Slechts 15% van de sociaal werkers geeft in de survey aan dat de eigen werking en het eigen aanbod wordt afgestemd en aangepast op het aanbod en de werking van andere organisaties. Er wordt dus nog heel sterk binnen de logica’s van de eigen organisaties gedacht. GBO dient zich aan als een element dat bovenop de reguliere werking komt, en dat terwijl de basiswerkers allemaal aangeven de werkzame principes van GBO net als de kern van sociaal werk te beschouwen. De kijk van basiswerkers wijst wellicht op het feit dat het engagement en de effectieve samenwerking op het niveau van het netwerk nog niet optimaal aansluit bij de mogelijkheden binnen de eigen organisatie, waardoor de betrokkenheid bij de acties van GBO gewoon een extra laagje en extra werk dreigt te worden. Dit wijst op de noodzaak aan een blijvende zoektocht naar een complementariteit tussen het niveau van het netwerk van organisaties en het niveau van de afzonderlijke organisaties.
> SUGGESTIE: AANDACHT VOOR OVERBEVRAGING EERSTE LIJN De afstemming tussen de ‘reguliere werking van de eigen organisatie’ en de betrokkenheid binnen GBO blijft zeer vaag, zowel in de GBO-praktijken als in het regelgevend kader. Dit leidt tot een gevoel van overvraging voor basiswerkers die bij GBO betrokken zijn, en een gebrek aan engagement bij anderen om met GBO-acties aan de slag willen gaan.

> BASISWERKERS ZIJN GEMANDATEERD DOOR EN VOOR DE SAMENLEVING Wanneer basiswerkers gemandateerd worden voor het bieden en ontwikkelen van hulp- en dienstverlening aan alle burgers (en dus niet enkel deze die bij hun organisatie worden aangemeld), maakt samenwerking met andere organisaties en diensten en deelname aan samenwerkingsverbanden een essentieel deel uit van hun dagelijkse werking. Met andere woorden zou er kunnen geëxperimenteerd worden met het delen van personeel tussen en overheen organisaties om zo effectief buiten een aanbodlogica te werken.

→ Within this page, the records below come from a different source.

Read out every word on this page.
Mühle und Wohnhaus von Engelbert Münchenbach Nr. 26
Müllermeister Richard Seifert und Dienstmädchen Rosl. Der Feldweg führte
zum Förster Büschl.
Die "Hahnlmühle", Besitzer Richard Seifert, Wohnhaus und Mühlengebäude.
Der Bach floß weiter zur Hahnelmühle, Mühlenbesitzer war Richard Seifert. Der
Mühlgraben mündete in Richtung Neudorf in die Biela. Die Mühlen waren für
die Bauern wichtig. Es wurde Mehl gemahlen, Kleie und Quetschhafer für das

4. Verduurzamen van opgebouwde dynamieken

Het is aangewezen om iedere notie van een ‘projectmatig karakter’ van GBO uit de weg te gaan om een volwaardige samenwerking te realiseren. Het projectmatige karakter wordt gevoed door de prioritering van doelgroepen omdat dit de indruk wekt dat er ook andere projecten met andere doelgroepen zullen komen. Het maakt dat een volledig engagement uitblijft om met de werkzame principes van GBO aan de slag te gaan, net omdat deze gereserveerd zijn voor deze doelgroep.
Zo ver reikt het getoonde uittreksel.